Reinforcement Learning-Driven Design Space Exploration for Power-Performance Optimization in Advanced VLSI Architectures
Keywords:
Reinforcement learning, design space exploration, VLSI architectures, power-performance optimization, deep Q-network (DQN), electronic design automation (EDA), multi-objective optimization, FPGA-based validation.Abstract
The complexity of the advanced VLSI architectures has greatly enhanced the design space exploration (DSE) methods to be efficient in exploiting the power-performance-area (PPA) trade-offs. Traditional heuristic and metaheuristic algorithms like genetic algorithms and simulated annealing tend to be limited in scaling and slow convergence in high-dimensional design spaces. In response to these issues, the paper suggests a reinforcement learning (RL)-based DSE model to multi-objective optimization in current VLSI systems. The given strategy makes DSE a sequential decision-making task, allowing an RL agent to conduct a series of tests and optimizations of architectural structures. The model is based on Deep Q-Network (DQN) and is used to learn the best design policies and interact with an evaluation environment with simulation. Reward function incorporates a combination of power, delay and area metrics to direct the agent towards a balanced optimization.
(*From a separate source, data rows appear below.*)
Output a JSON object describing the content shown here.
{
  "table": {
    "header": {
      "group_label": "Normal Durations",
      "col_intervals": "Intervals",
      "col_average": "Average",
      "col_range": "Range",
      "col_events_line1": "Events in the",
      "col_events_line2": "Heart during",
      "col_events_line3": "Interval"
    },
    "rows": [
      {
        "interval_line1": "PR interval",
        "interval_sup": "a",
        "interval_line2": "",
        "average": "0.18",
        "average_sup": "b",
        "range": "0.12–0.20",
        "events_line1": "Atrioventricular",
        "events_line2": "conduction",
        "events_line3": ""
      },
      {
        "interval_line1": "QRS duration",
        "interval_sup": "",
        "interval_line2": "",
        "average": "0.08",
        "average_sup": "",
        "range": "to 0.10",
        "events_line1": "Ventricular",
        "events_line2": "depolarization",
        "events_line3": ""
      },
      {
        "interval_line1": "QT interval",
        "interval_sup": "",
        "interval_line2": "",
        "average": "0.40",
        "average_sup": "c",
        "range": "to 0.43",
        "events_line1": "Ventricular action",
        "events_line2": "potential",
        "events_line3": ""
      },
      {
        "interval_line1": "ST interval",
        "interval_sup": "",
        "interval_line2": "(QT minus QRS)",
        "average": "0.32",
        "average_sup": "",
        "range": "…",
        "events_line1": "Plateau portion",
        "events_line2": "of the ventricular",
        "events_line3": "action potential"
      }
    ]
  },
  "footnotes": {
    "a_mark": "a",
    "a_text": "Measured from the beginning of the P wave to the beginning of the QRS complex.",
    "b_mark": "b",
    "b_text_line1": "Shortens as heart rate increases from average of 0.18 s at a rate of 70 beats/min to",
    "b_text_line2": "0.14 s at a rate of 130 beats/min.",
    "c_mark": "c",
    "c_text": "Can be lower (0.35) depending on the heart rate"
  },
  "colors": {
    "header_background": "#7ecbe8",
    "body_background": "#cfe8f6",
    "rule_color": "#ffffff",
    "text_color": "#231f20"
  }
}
Standard VLSI benchmark circuits are synthesized on a platform based on a 28 nm FPGA technology and are experimentally verified. Findings show that the given approach provides up to 28.6 and 19.3 percent power consumption and delay reduction in comparison to traditional methods, respectively, and competitive area overhead. The RL-based framework also converges quicker and has better adaptability. Such results affirm the usefulness of RL-based methods towards scalable and intelligent VLSI design automation.